La dot en droit musulman

La dot versée par le mari à la femme ou à la famille de la femme est une condition de validité du mariage. Cette dot doit être réelle, pas de système de compensation financière. Dans la plupart des codes, cette dot est un élément constitutif du mariage. Il y a par exemple dans le code tunisien un art. 13 qui est le suivant : « le mari ne peut s’il n’a pas acquitté la dot contraindre la femme à la consommation du mariage ». L’alinéa suivant indique : « après la consommation du mariage, la femme créancière de sa dot ne peut en réclamer le paiement ». Disposition assez comparable dans l’art. 33 du Code algérien : « contracté sans la présence du tuteur matrimonial, les deux témoins ou la dot, le mariage est entaché de nullité avant la consommation et n’ouvre pas droit à la dot ».

Les formes du mariage en droit musulman

Le mariage se fait par échange de consentements devant deux témoins qui doivent être pubères, libres et musulmans de sexe masculin. Il y a un formalisme assez simple par rapport au droit occidental. Le consentement doit émaner de la partie contractante ou de son mandataire. Le consentement est un consentement verbal sauf pour la femme vierge qui peut garde le silence, un muet peut s’exprimer par signes et s’il y a éloignement de l’une des parties, elle peut s’exprimer par écrit. Le consentement peut être exprimé aussi par un mandataire.
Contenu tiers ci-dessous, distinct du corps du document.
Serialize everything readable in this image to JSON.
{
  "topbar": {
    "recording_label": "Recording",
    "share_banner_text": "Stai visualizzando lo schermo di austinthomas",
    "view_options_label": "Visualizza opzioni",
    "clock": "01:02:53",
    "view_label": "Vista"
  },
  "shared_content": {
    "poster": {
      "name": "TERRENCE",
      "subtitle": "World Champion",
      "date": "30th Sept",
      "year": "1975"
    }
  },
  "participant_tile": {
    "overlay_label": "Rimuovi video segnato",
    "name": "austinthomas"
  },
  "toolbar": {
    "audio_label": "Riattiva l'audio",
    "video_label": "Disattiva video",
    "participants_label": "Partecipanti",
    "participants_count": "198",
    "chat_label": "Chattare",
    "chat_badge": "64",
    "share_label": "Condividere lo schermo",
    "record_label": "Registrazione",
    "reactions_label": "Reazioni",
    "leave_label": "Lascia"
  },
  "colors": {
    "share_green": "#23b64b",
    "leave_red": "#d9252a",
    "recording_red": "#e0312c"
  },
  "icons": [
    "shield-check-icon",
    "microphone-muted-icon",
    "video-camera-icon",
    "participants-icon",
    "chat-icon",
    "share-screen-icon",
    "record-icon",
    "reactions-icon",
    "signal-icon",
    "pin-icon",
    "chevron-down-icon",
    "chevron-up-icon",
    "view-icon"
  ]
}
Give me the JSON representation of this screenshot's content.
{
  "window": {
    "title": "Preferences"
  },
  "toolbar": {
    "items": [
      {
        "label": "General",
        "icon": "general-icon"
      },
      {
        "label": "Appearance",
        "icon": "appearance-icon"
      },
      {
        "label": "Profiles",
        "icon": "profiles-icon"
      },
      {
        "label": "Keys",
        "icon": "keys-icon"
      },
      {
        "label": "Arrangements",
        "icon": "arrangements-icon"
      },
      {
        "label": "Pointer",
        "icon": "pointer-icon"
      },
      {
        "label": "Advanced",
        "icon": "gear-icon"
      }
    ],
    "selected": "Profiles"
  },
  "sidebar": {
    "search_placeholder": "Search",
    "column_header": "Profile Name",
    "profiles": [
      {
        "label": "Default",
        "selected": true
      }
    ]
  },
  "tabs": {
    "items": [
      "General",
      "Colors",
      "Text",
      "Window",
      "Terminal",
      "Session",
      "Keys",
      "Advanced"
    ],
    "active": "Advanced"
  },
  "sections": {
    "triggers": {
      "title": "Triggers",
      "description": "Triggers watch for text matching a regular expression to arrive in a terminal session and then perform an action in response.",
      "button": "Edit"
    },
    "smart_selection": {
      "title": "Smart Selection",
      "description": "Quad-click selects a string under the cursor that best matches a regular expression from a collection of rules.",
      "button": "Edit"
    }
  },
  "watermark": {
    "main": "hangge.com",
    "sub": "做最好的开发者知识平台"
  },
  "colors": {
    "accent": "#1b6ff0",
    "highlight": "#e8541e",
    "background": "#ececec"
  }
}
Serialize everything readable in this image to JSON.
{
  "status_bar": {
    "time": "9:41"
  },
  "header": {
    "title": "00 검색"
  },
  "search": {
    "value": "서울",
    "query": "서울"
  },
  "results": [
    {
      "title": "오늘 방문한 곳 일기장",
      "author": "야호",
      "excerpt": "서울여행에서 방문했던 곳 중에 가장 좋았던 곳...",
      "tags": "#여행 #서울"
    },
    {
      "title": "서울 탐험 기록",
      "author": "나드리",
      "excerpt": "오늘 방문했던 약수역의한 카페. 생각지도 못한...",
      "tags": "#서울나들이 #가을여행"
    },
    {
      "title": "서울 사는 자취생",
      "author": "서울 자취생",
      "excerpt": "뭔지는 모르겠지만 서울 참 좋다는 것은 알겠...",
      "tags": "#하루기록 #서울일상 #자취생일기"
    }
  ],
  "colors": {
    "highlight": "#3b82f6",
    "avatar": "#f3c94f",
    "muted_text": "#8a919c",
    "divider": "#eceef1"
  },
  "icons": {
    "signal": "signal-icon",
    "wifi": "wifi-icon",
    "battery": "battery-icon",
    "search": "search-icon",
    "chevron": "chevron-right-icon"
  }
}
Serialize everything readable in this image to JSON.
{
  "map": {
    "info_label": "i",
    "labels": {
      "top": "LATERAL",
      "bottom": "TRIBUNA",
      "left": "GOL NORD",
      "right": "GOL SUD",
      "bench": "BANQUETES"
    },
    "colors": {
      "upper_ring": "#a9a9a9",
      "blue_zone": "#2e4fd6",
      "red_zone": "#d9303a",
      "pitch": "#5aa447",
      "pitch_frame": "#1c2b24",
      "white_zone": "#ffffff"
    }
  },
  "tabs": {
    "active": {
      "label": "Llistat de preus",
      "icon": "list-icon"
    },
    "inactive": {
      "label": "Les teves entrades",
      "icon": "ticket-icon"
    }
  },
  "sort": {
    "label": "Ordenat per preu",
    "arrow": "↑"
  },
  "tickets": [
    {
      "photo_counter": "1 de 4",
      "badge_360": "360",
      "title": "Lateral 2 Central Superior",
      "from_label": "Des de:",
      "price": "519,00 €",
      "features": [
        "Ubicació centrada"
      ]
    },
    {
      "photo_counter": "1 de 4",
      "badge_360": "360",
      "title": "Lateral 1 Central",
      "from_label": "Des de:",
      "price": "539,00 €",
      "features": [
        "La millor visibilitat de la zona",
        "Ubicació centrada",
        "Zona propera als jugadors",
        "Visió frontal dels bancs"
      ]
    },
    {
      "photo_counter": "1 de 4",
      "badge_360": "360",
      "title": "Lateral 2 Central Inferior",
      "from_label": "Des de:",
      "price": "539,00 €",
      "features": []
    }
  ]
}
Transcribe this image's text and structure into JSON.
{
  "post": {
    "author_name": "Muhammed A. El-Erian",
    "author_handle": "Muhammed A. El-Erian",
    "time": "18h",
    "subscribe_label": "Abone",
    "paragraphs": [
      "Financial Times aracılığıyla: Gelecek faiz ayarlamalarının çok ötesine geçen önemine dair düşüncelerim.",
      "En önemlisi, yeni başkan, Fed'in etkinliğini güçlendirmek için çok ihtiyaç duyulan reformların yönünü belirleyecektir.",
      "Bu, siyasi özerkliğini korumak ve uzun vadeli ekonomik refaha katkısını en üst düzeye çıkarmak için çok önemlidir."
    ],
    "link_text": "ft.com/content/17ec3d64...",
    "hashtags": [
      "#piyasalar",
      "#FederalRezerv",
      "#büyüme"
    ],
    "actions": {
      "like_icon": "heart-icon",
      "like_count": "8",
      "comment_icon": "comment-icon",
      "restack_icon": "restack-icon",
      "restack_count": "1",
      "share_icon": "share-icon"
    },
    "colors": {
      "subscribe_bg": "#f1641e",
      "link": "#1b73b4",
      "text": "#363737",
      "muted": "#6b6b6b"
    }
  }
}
b) Les nullités du mariage en droit musulman

 Le mariage est nul s’il y a un empêchement légal lié par exemple à l’allaitement. Le mariage est nul aussi s’il y a une incapacité d’un des conjoints du fait d’un des mariages précédents (si la femme épousée se trouvait en retraite de continence par exemple). Le mariage serait nul aussi entre un patron et son esclave qui n’aurait pas été affranchi. Le mariage d’un musulman avec une femme polythéiste serait nul également. Dans tous ces cas, le cadis prononce la nullité sans qu’il soit besoin pour le mari de répudier sa femme. Même si le mariage est nul, il peut y avoir en cas de consommation de ce mariage nul une paternité et cette paternité est attribuée au mari. Les codes contemporains ont repris ces questions : art. 58 (Maroc), « après consommation, le mariage nul donne un droit à la filiation et entraîne les empêchements au mariage dus à l’alliance », apostasie du conjoint comme cause de nullité aussi dans ce Code ; art. 34 (Algérie).